HERE'S a joke for you.

A Greek priest and Greek bus driver died on the same day and found themselves knocking on heaven's door together.

St Peter opened the door and said the house was almost full and he had room for only one of them.

He chose the bus driver.

Understandably the priest was affronted.

"Why a bus driver?" he asked, outraged. "I am a priest. I have lived by God's rule. I pray every day."

"I know," St Peter said. "But you are only one man praying. When a Greek bus driver is at the wheel he has 45 others praying behind him."

Our guide told us this joke while 45 of us on the bus prayed and held on to hand rails with white knuckles as our driver inched his giant vehicle around tight bends at terrifying heights.

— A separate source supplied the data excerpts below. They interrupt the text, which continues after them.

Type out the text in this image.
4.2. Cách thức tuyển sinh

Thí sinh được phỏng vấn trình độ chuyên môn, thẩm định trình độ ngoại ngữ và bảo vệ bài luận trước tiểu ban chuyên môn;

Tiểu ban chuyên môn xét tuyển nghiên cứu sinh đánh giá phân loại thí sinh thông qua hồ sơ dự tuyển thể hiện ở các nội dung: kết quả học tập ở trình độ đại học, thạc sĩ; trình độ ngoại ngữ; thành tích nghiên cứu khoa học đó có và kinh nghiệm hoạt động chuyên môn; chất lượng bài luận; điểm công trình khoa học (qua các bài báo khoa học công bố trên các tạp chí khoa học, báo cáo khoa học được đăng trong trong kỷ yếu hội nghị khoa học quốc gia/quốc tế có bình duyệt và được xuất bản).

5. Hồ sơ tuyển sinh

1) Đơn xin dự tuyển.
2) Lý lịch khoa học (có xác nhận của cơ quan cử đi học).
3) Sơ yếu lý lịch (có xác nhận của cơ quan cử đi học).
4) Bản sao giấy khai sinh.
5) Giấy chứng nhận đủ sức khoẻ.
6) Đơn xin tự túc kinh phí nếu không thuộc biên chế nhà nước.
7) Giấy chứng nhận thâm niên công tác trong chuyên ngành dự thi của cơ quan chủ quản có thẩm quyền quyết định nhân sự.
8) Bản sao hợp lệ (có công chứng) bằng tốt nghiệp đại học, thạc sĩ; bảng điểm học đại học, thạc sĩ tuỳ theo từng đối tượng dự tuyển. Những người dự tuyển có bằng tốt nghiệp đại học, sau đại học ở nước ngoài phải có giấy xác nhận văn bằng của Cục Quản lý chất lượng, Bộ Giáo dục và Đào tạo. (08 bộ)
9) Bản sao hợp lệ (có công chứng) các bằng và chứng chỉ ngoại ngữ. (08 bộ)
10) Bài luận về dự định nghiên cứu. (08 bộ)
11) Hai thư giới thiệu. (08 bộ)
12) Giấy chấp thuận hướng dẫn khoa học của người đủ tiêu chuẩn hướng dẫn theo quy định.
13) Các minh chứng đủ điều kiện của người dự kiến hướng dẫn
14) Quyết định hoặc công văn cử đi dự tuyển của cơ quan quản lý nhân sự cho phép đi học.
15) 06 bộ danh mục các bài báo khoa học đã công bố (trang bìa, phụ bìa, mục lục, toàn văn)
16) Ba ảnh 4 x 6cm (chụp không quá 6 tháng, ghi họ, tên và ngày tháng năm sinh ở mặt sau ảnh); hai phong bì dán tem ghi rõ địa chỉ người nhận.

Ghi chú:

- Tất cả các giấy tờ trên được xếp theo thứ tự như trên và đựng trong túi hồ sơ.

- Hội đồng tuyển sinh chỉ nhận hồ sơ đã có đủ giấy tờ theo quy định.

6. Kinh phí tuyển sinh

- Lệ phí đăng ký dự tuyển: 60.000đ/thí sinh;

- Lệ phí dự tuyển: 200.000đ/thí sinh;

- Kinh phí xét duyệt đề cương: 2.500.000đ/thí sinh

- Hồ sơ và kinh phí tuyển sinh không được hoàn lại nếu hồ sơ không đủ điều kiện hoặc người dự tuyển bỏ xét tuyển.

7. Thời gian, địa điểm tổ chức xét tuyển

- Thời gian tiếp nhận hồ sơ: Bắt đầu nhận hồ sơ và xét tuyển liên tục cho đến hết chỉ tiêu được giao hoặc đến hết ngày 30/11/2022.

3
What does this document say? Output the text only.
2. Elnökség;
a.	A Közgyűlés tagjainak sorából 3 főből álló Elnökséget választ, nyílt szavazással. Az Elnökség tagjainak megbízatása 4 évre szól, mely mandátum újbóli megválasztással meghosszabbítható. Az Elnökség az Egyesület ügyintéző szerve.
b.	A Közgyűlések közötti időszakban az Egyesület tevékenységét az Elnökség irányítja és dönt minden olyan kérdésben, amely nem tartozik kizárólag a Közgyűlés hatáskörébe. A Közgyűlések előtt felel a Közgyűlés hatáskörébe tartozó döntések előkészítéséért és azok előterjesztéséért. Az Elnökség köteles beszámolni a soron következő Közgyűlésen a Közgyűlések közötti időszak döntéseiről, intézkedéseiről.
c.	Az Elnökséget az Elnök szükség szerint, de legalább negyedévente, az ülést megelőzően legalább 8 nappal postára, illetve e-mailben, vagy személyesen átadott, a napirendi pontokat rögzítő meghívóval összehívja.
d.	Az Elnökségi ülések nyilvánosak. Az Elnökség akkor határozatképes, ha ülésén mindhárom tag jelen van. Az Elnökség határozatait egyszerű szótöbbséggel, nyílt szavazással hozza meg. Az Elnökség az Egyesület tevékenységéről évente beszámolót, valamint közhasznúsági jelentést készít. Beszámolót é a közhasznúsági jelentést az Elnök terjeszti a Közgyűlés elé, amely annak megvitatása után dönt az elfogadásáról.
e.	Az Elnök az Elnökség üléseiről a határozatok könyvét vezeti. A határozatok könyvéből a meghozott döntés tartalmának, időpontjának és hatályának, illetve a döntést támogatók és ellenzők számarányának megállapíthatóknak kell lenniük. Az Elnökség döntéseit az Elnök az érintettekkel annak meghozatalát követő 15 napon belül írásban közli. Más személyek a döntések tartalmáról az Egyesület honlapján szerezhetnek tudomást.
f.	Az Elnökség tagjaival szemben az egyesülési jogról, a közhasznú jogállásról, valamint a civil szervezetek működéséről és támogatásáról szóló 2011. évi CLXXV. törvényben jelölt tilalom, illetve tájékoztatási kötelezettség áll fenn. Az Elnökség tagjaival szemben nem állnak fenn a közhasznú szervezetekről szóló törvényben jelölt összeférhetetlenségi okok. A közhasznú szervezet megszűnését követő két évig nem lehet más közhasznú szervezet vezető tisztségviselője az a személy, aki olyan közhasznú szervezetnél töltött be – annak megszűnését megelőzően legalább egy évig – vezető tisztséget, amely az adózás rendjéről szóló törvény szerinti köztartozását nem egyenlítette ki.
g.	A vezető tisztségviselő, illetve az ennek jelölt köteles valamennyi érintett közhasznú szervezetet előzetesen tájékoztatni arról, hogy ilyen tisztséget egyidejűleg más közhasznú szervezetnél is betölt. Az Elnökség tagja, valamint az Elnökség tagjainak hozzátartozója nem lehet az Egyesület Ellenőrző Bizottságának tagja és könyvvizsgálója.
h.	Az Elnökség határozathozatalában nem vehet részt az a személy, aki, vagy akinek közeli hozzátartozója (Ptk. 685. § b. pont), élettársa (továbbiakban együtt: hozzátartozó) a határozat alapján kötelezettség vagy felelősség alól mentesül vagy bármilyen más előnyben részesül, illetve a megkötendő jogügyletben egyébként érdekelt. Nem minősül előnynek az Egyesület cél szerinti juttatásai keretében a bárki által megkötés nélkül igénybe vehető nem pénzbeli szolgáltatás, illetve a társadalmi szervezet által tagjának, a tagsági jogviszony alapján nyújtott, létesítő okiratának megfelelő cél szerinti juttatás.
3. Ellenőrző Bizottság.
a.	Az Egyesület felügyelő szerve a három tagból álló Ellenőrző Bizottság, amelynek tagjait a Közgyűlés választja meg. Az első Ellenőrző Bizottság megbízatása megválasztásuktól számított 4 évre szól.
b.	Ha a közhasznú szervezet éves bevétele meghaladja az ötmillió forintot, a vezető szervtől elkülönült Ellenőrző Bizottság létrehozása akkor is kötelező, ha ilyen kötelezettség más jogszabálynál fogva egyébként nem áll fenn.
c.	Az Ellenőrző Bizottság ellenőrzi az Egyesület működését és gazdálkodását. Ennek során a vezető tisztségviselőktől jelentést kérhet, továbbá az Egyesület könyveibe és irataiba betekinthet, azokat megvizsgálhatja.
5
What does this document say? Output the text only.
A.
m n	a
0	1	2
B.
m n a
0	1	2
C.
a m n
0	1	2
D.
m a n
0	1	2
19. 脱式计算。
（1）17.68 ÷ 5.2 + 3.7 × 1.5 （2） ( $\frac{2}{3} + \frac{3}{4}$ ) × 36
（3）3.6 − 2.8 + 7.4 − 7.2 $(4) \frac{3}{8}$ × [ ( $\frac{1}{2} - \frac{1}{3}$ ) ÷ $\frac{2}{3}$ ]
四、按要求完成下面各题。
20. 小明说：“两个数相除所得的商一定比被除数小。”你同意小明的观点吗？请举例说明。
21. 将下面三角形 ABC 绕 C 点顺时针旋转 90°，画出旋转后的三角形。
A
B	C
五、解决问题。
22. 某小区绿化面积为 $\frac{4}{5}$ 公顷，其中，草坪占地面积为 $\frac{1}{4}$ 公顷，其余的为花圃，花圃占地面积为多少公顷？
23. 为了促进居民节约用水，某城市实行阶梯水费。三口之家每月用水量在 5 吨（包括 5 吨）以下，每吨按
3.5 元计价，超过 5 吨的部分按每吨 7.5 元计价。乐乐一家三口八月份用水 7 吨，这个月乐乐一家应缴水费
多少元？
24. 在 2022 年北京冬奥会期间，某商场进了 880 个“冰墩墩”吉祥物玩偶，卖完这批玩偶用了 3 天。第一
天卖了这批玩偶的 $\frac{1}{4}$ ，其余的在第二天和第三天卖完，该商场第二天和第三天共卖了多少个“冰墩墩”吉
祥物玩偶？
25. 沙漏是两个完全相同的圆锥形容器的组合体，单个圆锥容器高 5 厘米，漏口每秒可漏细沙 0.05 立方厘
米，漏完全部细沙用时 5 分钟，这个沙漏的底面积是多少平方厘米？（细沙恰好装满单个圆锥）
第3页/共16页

There were no guard rails between us and a messy long-drop death.

We were on a shore excursion to a village on the Greek island of Corfu from the cruise ship Nieuw Amsterdam during a 12-night Romantic Mediterranean cruise sailing from Venice to Barcelona with glamorous ports of call in between.

We chose this shore excursion because it was different to a wander around the old town or a visit to the better known village of Paleokastritsa, one of the most beautiful of all Corfu's villages and a renowned Greek beauty spot.

We were driven high up into the mountains on an alarmingly steep and tightly winding route to visit the tiny village of Lakones.

All of us were wobbly with relief to reach the top safely.

Corfu is known as a beach holiday destination rather than for its small mountain villages.

It is home to glamorous resorts, lively clubs and bars, high-end and budget restaurants and tavernas.

But up on the green mountain it was another world, one of serenity and leafy charm, light years away from sand, sea and sunburnt holiday crowds.

"Because of the Greek financial crises many people from Athens have returned to their holidays homes in Corfu to live," our guide told us. "They now live a simple life here in this village, growing vegetables and fruit trees, maybe an olive tree, keeping a couple of chickens, living simply like their forebears."

Looking around the sunny village with its altitude of 182m and breath-sapping views over the mountains to the glittering sea, we appreciated its reputation for having one of the top 10 views in Europe.

An air of well-preserved charm prevailed, a tranquility of yesteryear. Every house and building had stunning mountain and ocean views.

I am sure it made most of us on the bus yearn for an easy life like that of the returning Greeks from Athens.

Living in a small house with the sea sparkling way below, stepping outside to feed chickens, collect eggs, examine tomatoes, inspect basil, dig up a few potatoes for lunch... could it be any more idyllic?

Well, yes... later in the day meeting mates in the taverna for a glass of locally made plonk, looking forward to another day in paradise.

But the other side to Corfu is also appealing: glamorous hotels, sun-soaked beaches, non-stop parties, the old town with its fortress and monuments.

Corfu is appealing on many levels. Just make sure you choose the right bus driver.